Several international students including Indians stranded in UK without passport before christmas

Updated on: Monday, December 24, 2012

Several international students including some from India have been stranded in the UK without passports and are unable to get home for Christmas after the UK Border Agency asked them to reapply for their visas.

According to a report in The Guardian, London School of Film students from as far afield as the US, India, Russia and Lebanon were asked to hand over their passports to the Border Agency in November so they could be issued with new study permits.
 
This was following the decision to strip London Metropolitan University of its "higher trusted status" before the start of the academic year.
 
The Guardian said that London Met, which sponsors the students and issues degrees on behalf of the film school, also has hundreds of international students who are unable to get home due to lengthy delays at the Border Agency, despite being promised a fast-track service.
 
Education vice-president at London Met, Syed Rumman, said he believed around 600-700 Met Uni students were stuck because UKBA still had their passports.
 
After a petition by the film students, the office of the London mayor, Boris Johnson, said it had written to the Border Agency to try to expedite the process.
 
Tara Verma, 24, a second-year MA student from New Delhi, was unsure how she would spend Christmas. She said she had already missed her best friend's wedding and had to cancel a 700-pound flight to India.
 
London Met was stripped of its higher trusted status in late August, ending its ability to enrol and teach foreign students. In response, some universities across the UK have introduced more stringent monitoring of foreign student attendance.
 
In September, Coventry University made it mandatory for foreign students to check in three times during the working week and to swipe their photo ID at manned check-in points around its city centre campus.
 
Glamorgan University has introduced weekly ID scans for its students during term time. Newcastle University considered using biometric finger-swipe registration in response to Border Agency rules, although it has since dropped the plans.
 
In the autumn, London Met was granted a reprieve to help current students graduate or switch to other higher education establishments.
 
But Verma, who has paid 24,000 pounds a year in fees, said the process of re-enlisting for film school had been extremely complicated.
 
"It was really confused and chaotic. We had no idea what we were supposed to do and how we were supposed to go about it.

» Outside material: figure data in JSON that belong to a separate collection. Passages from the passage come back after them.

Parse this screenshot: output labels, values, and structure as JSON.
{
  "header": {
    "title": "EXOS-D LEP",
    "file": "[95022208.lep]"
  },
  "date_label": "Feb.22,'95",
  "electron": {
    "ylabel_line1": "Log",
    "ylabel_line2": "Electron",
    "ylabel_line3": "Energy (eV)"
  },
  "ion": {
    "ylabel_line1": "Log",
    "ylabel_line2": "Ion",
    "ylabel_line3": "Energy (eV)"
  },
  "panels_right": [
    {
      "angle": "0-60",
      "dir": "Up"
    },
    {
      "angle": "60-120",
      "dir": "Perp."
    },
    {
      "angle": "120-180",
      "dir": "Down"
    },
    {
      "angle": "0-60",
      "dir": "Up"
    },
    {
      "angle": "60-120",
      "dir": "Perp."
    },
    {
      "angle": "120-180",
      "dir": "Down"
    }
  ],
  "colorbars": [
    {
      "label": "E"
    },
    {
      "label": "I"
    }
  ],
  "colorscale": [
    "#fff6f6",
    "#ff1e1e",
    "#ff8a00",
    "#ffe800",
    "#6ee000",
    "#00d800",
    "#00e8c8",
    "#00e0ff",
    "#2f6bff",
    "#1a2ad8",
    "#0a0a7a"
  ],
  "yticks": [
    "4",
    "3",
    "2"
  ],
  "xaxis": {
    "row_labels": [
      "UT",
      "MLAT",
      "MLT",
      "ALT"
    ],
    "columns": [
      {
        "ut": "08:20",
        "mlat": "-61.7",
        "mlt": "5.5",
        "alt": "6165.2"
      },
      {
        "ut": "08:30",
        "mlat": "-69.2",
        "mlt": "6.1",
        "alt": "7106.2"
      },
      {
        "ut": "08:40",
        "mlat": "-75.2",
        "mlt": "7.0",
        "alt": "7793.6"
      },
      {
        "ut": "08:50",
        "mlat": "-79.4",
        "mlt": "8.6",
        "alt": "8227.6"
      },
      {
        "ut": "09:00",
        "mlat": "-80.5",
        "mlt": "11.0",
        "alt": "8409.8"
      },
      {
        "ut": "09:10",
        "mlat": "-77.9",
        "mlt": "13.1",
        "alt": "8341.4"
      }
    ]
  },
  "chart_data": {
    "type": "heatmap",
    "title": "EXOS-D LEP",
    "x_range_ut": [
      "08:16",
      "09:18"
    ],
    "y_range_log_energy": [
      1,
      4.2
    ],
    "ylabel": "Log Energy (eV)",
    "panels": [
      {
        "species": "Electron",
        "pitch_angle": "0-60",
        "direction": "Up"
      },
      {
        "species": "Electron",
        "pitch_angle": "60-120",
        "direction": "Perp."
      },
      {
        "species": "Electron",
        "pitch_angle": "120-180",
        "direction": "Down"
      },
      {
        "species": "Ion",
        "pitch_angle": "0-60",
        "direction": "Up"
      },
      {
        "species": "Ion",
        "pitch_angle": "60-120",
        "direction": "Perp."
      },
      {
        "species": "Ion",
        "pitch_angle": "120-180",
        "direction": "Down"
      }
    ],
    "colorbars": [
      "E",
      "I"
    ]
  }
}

I haven't been back [home] for a year and I was really looking forward to going back because it was my best friend's wedding...I'm still quite upset about missing it," she said.
 
"They [the British government] keep saying immigration is a problem for everything … You read this whole thing about somehow we claim benefits, steal jobs, we are making the housing problems worse … it's unfair," she said.
 
"When I talk to my friends who want to study here I tell them don't, what's the point, they're going to throw you out in any case," Verma said.
 
Nick Refuerzo, 27, from Fresno, California, who is studying for an MA, said he was unable to fly back to visit his ill grandmother and diabetic uncle for what he had been told could be their last Christmas.
 
Nathan Deming, 23, said he would be missing out on a picture-perfect Christmas in Wisconsin for the first time. A spokesperson for the mayor said, "Although this issue falls outside of the mayor's jurisdiction, City Hall officials are aware of the situation and have written to the UK Border Agency in an attempt to encourage a speedy resolution."
 
The Border Agency said it had returned one passport a few days ago through registered post. It said other applications were still being processed but where requests had been made for return by December 20, passports had been dispatched.